Everyone at Culinaire had been wild with jealousy when they heard she would be doing her internship with Patrick Chevalier as her head sous
.
It was a miracle to have such a privilege, a chance Patrick himself had offered to her after meeting her during a workshop he had given for Culinaire. She had no idea what she had done to impress him, but she must disappoint whatever potential he had seen in her five thousand times a day. Every single time she got something wrong.

She knew he didn’t, in fact, think she looked cute. Any more than he was dying of unrequited love for the receptionists or the assistant director of the hotel or Chef Leroi himself, as he often swore to them. He was just trying to make her feel good, in that warm, easy way he had that was so effective at getting the over-stressed, hyper-perfectionist kitchen team through a brutal day. It had worked so well for her at first that every muscle in her body had wanted to cry out in relief whenever he came in sight, as if having his attention was the equivalent of sinking into a hot tub. Then it had worked too well, until she couldn’t stop thinking of him, until the fact that she didn’t really matter more than a puppy to him started to eat her alive. And now she hated him.

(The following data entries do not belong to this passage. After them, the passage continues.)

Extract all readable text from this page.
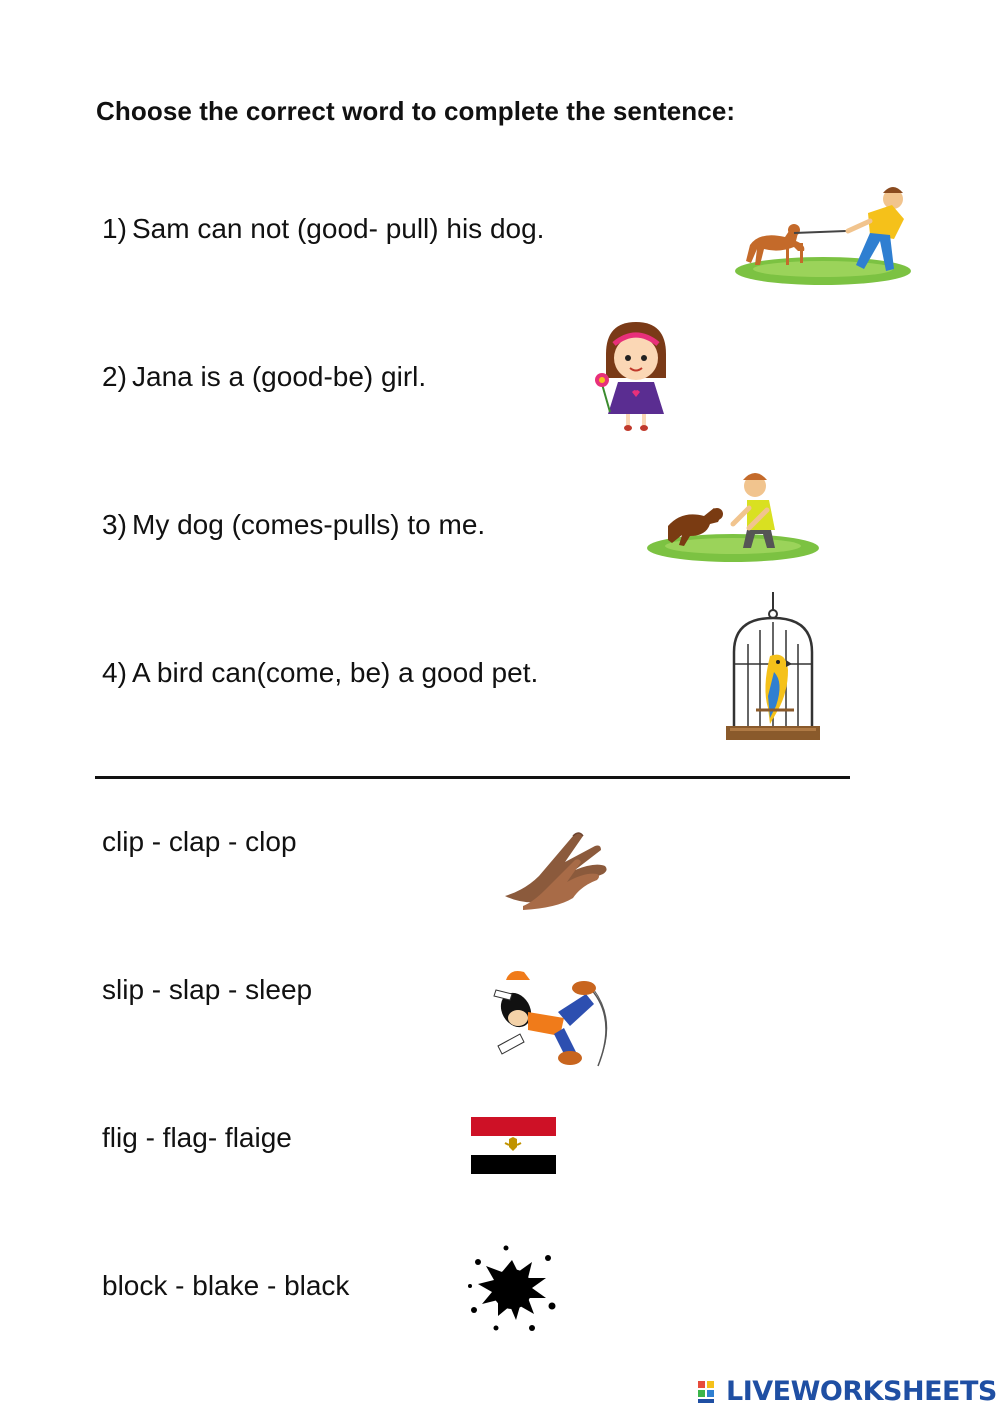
Choose the correct word to complete the sentence:
1) Sam can not (good- pull) his dog.
2) Jana is a (good-be) girl.
3) My dog (comes-pulls) to me.
4) A bird can(come, be) a good pet.
clip - clap - clop
slip - slap - sleep
flig - flag- flaige
block - blake - black
LIVEWORKSHEETS
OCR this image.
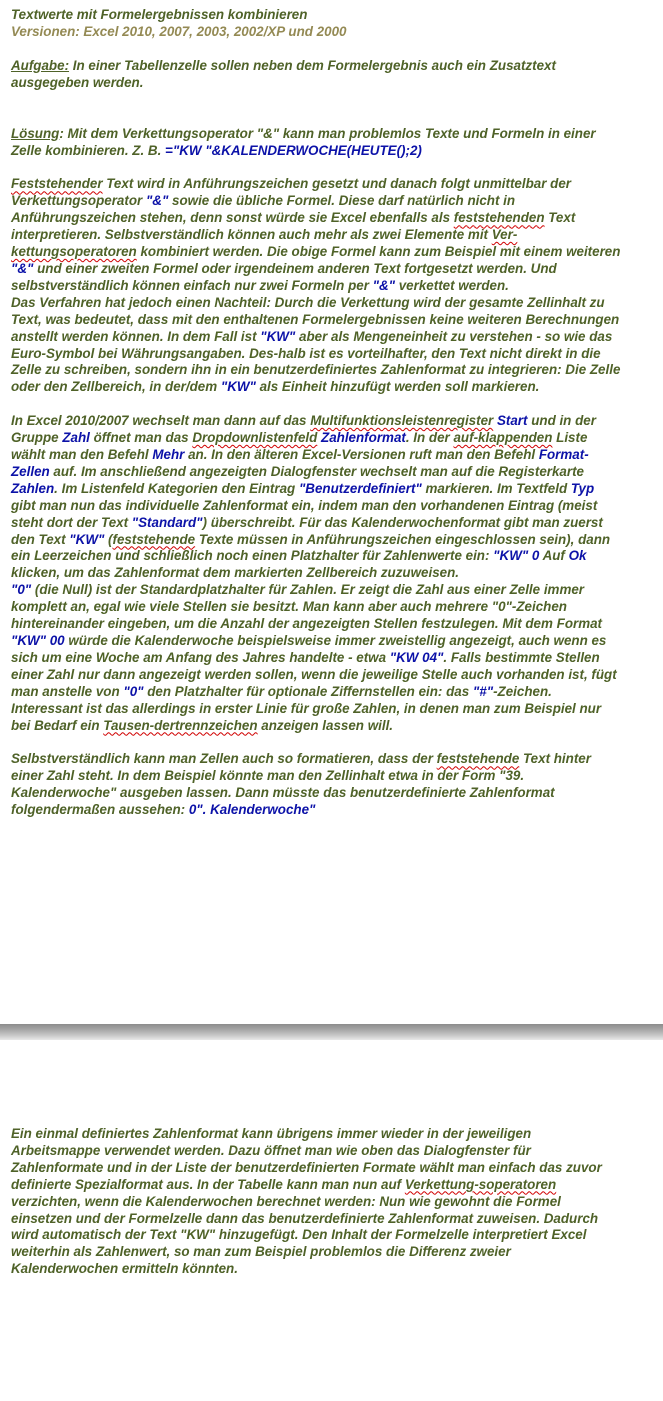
Textwerte mit Formelergebnissen kombinieren

Versionen: Excel 2010, 2007, 2003, 2002/XP und 2000

Aufgabe: In einer Tabellenzelle sollen neben dem Formelergebnis auch ein Zusatztext ausgegeben werden.

Lösung: Mit dem Verkettungsoperator "&" kann man problemlos Texte und Formeln in einer Zelle kombinieren. Z. B. ="KW "&KALENDERWOCHE(HEUTE();2)

Feststehender Text wird in Anführungszeichen gesetzt und danach folgt unmittelbar der Verkettungsoperator "&" sowie die übliche Formel. Diese darf natürlich nicht in Anführungszeichen stehen, denn sonst würde sie Excel ebenfalls als feststehenden Text interpretieren. Selbstverständlich können auch mehr als zwei Elemente mit Ver-kettungsoperatoren kombiniert werden. Die obige Formel kann zum Beispiel mit einem weiteren "&" und einer zweiten Formel oder irgendeinem anderen Text fortgesetzt werden. Und selbstverständlich können einfach nur zwei Formeln per "&" verkettet werden.

Das Verfahren hat jedoch einen Nachteil: Durch die Verkettung wird der gesamte Zellinhalt zu Text, was bedeutet, dass mit den enthaltenen Formelergebnissen keine weiteren Berechnungen anstellt werden können. In dem Fall ist "KW" aber als Mengeneinheit zu verstehen - so wie das Euro-Symbol bei Währungsangaben. Des-halb ist es vorteilhafter, den Text nicht direkt in die Zelle zu schreiben, sondern ihn in ein benutzerdefiniertes Zahlenformat zu integrieren: Die Zelle oder den Zellbereich, in der/dem "KW" als Einheit hinzufügt werden soll markieren.

In Excel 2010/2007 wechselt man dann auf das Multifunktionsleistenregister Start und in der Gruppe Zahl öffnet man das Dropdownlistenfeld Zahlenformat. In der auf-klappenden Liste wählt man den Befehl Mehr an. In den älteren Excel-Versionen ruft man den Befehl Format-Zellen auf. Im anschließend angezeigten Dialogfenster wechselt man auf die Registerkarte Zahlen. Im Listenfeld Kategorien den Eintrag "Benutzerdefiniert" markieren. Im Textfeld Typ gibt man nun das individuelle Zahlenformat ein, indem man den vorhandenen Eintrag (meist steht dort der Text "Standard") überschreibt. Für das Kalenderwochenformat gibt man zuerst den Text "KW" (feststehende Texte müssen in Anführungszeichen eingeschlossen sein), dann ein Leerzeichen und schließlich noch einen Platzhalter für Zahlenwerte ein: "KW" 0 Auf Ok klicken, um das Zahlenformat dem markierten Zellbereich zuzuweisen.

"0" (die Null) ist der Standardplatzhalter für Zahlen. Er zeigt die Zahl aus einer Zelle immer komplett an, egal wie viele Stellen sie besitzt. Man kann aber auch mehrere "0"-Zeichen hintereinander eingeben, um die Anzahl der angezeigten Stellen festzulegen. Mit dem Format "KW" 00 würde die Kalenderwoche beispielsweise immer zweistellig angezeigt, auch wenn es sich um eine Woche am Anfang des Jahres handelte - etwa "KW 04". Falls bestimmte Stellen einer Zahl nur dann angezeigt werden sollen, wenn die jeweilige Stelle auch vorhanden ist, fügt man anstelle von "0" den Platzhalter für optionale Ziffernstellen ein: das "#"-Zeichen. Interessant ist das allerdings in erster Linie für große Zahlen, in denen man zum Beispiel nur bei Bedarf ein Tausen-dertrennzeichen anzeigen lassen will.

Selbstverständlich kann man Zellen auch so formatieren, dass der feststehende Text hinter einer Zahl steht. In dem Beispiel könnte man den Zellinhalt etwa in der Form "39. Kalenderwoche" ausgeben lassen. Dann müsste das benutzerdefinierte Zahlenformat folgendermaßen aussehen: 0". Kalenderwoche"

Ein einmal definiertes Zahlenformat kann übrigens immer wieder in der jeweiligen Arbeitsmappe verwendet werden. Dazu öffnet man wie oben das Dialogfenster für Zahlenformate und in der Liste der benutzerdefinierten Formate wählt man einfach das zuvor definierte Spezialformat aus. In der Tabelle kann man nun auf Verkettung-soperatoren verzichten, wenn die Kalenderwochen berechnet werden: Nun wie gewohnt die Formel einsetzen und der Formelzelle dann das benutzerdefinierte Zahlenformat zuweisen. Dadurch wird automatisch der Text "KW" hinzugefügt. Den Inhalt der Formelzelle interpretiert Excel weiterhin als Zahlenwert, so man zum Beispiel problemlos die Differenz zweier Kalenderwochen ermitteln könnten.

She hated him, but she lifted the orb in its spoon, taking white veil and burnt sugar with it, and closed her mouth around it. The burnt sugar crackled, bitter and sweet; the veil was a soft vanilla; and it all yielded to and blended with the rush of chocolate bursting from the orb at the first pressure of her mouth. The heart hid itself very well in all that rush of frontal flavors. One could almost forget it was there, except for the little, piquant touch of something elusive and magical, just for a second, before it was gone.